Il flotte sur cette île sarde un accent qui vient d'ailleurs. À Carloforte, sur l'île de San Pietro, à environ sept kilomètres au large de la côte sud-ouest de la Sardaigne, les anciens parlent encore le tabarchino, un dialecte ligure hérité d'une histoire peu banale. En 1738, des familles de pêcheurs génois établies à Tabarka, en Tunisie, sont venues fonder ce bourg. Près de trois siècles plus tard, leurs descendants pêchent toujours, cuisinent toujours, et accueillent les passagers déposés par les canots avec une simplicité qui met tout de suite à l'aise.
Un bourg génois en mer de Sardaigne
Le débarquement se fait sur le front de mer, face aux façades colorées qui ont fait la réputation du lieu. Ocre, jaune, rose délavé : l'ensemble évoque immédiatement la côte ligure, et la ressemblance n'a rien d'un hasard. Derrière les quais, un lacis de ruelles étroites, les carugi, grimpe doucement vers les hauteurs. On y circule à pied, entre linge aux fenêtres, épiceries de quartier et placettes où les habitués refont le monde à l'ombre.
La promenade n'exige aucun itinéraire savant. Il suffit de suivre les ruelles, de déboucher sur une place, de redescendre vers l'eau. Des vestiges de fortifications rappellent des siècles moins tranquilles, et le va-et-vient des traversiers vers la grande île voisine rythme la journée comme une horloge.
Le royaume du thon rouge
Carloforte vit avec le thon depuis ses origines. Chaque printemps, les thons rouges longent l'île pendant leur migration, et les pêcheurs les capturent selon la technique ancestrale de la tonnara, un système de filets fixes mouillés au large.

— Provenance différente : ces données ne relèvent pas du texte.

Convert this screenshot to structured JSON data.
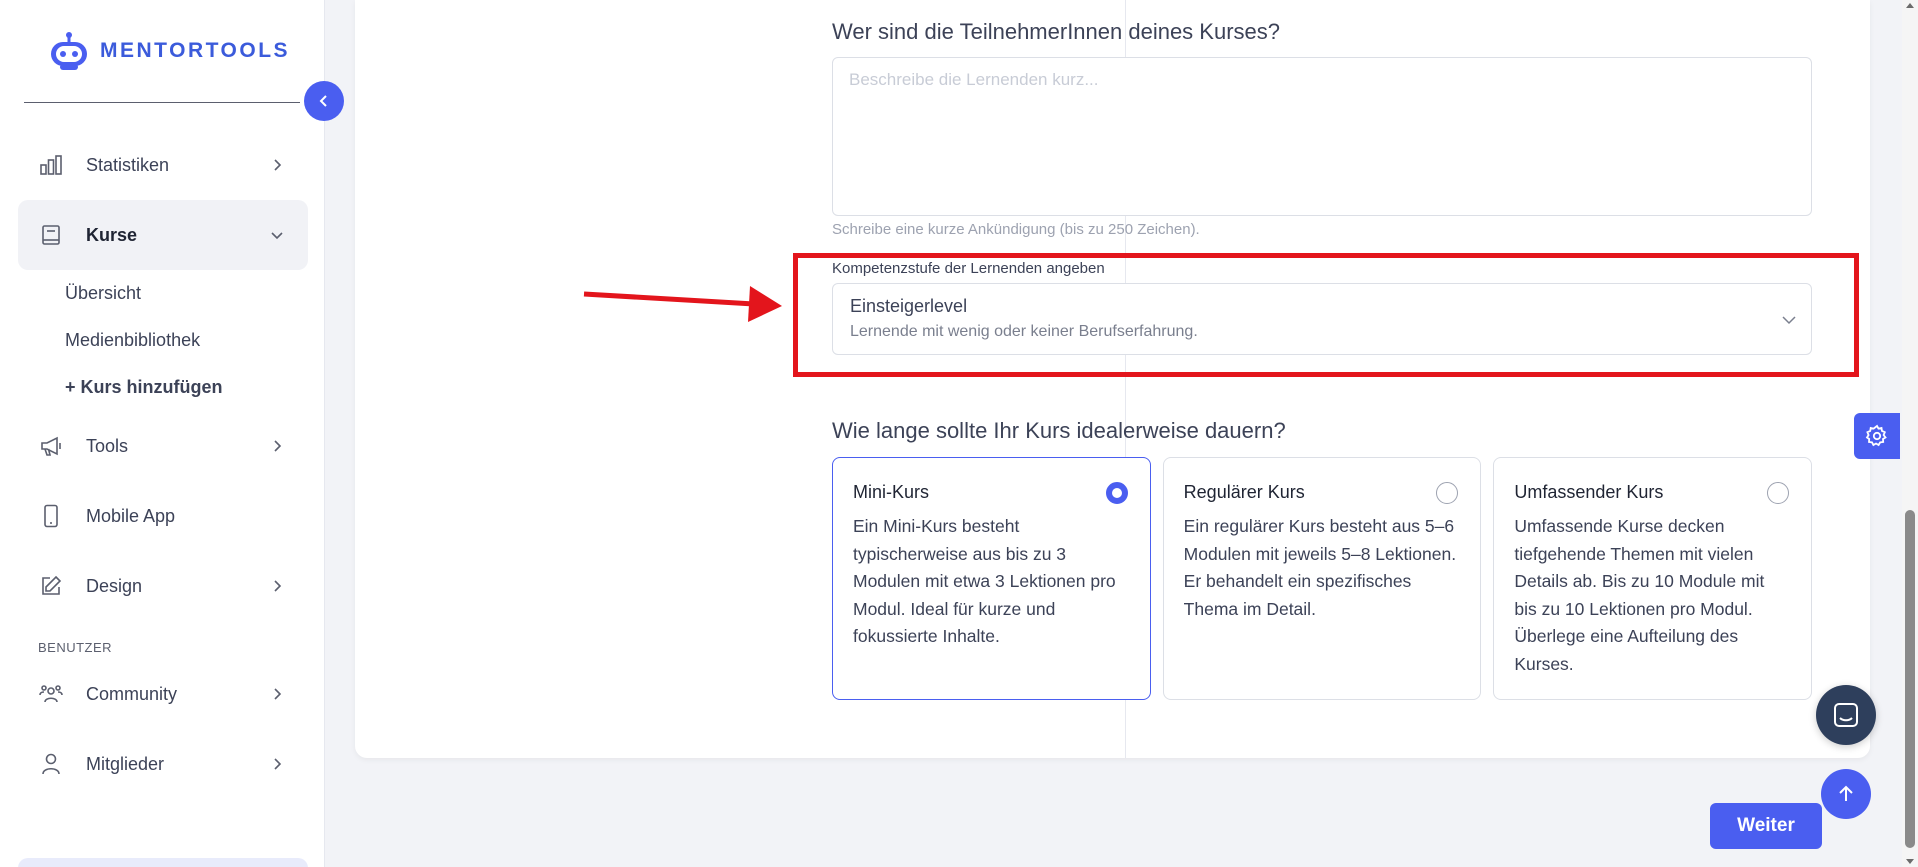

Cette tradition irrigue toute la culture locale : chaque année en mai, le festival Girotonno célèbre le poisson roi avec dégustations, démonstrations culinaires et musique; le reste de l'année, il se retrouve sur presque toutes les tables du bourg, apprêté de mille façons.
Le musée municipal prolonge cette histoire. Ses salles évoquent l'industrie du thon, les traditions maritimes et les Galanzieri, ces bateliers qui assuraient autrefois les liaisons du port. On y comprend mieux comment une si petite communauté a bâti son identité entre la Ligurie, la Sardaigne et l'Afrique du Nord. La visite se boucle en moins d'une heure, ce qui laisse tout le loisir de flâner encore.
À table, trois rivages dans l'assiette
La cuisine locale résume l'histoire de l'île mieux qu'aucun livre. Le cascà, cousin insulaire du couscous, est arrivé de Tunisie avec les premiers colons; les pâtes et le pesto regardent vers Gênes; le poisson, lui, sort des eaux voisines. S'attabler à l'heure du repas dans une trattoria du centre, c'est goûter à trois rivages en un seul service. Les portions sont généreuses, les prix raisonnables, et le serveur aura probablement une anecdote sur la pêche de la semaine.
Criques et fonds marins
Ceux qui préfèrent la nature mettront le cap sur le littoral. La côte occidentale de San Pietro aligne falaises et criques sauvages, dont Cala Fico, encaissée entre de hautes parois de roche claire. Les amateurs de masque et de tuba trouveront à Punta Nera des eaux limpides et une belle vie sous-marine, accessibles sans embarcation. Les excursions locales proposent aussi le tour de l'île en bateau, une autre manière d'apprécier ses reliefs.
Le dernier regard
Au moment de rembarquer, le front de mer s'anime pour l'apéritif du soir, le tabarchino chantant des conversations accompagne les derniers pas sur le quai, et les façades prennent la lumière dorée de fin de journée. On quitte Carloforte avec le sentiment d'avoir traversé une frontière invisible : ni tout à fait la Sardaigne, ni vraiment la Ligurie, une île à part qui parle sa propre langue. Ce genre d'endroit se fait rare, et c'est précisément ce qui donne envie d'y revenir par le prochain bateau.